Plant of the Week: Solanum tuberosum
Potatoes are irresistible in all forms. As winter draws on, it is impossible not to long for slow-cooked dishes combining layers of potato with fatty meats or cheese. The great treat of Christmas dinner is not the goose itself but the potatoes roasted in goose fat.
At a magnificent feast in Lima arranged by Victor Montori, I sampled about a dozen original diploid potato species from the Peruvian Andes. They are good, but I’m quite happy with their distant tetraploid descendants for everyday eating. King Edwards for mash to accompany sausages, Charlotte for salads and so forth. I tried to do potato snobbery for a while, but it’s pointless. They are all so good.

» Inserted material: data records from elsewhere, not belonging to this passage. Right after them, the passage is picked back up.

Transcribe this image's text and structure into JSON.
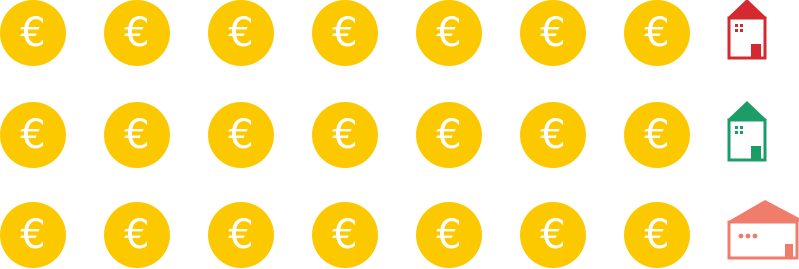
{
  "coin": {
    "symbol": "€",
    "color": "#fcc800",
    "symbol_color": "#ffffff"
  },
  "rows": [
    {
      "coins": 7,
      "house": {
        "type": "house-icon",
        "color": "#d42a2f"
      }
    },
    {
      "coins": 7,
      "house": {
        "type": "house-icon",
        "color": "#1c9c67"
      }
    },
    {
      "coins": 7,
      "house": {
        "type": "wide-house-icon",
        "color": "#f07c6c"
      }
    }
  ]
}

Born of Polish parents in the potato lands of Lincolnshire, I never stood a chance of avoiding late-life obesity. The wonder is that it took so long. It is potatoes that fuel obesity in America, even more than the corn syrup they add to everything.
Here is how my mother used to make a Polish potato salad. Boil a lot of waxy potatoes to just the right state of firm readiness. Chop them, but leave the chunks fairly large. Add one bunch of spring onions, chopped. Or failing that, any onion. Add a few chopped hard-boiled eggs. A couple of chopped Krakus cucumbers in brine, and a chopped fresh cucumber. A handful of chopped dill and parsley. Last of all, a couple of chopped peeled firm sweet apples, prevented from going brown by the immediate addition of a lot of home-made mayonnaise. Stir it all up, and serve as a meal in itself or with matjes herrings, smoked fish, sliced sausage, ham, or pork loin.
Note: This blog was edited on 15 December to remove a paragraph.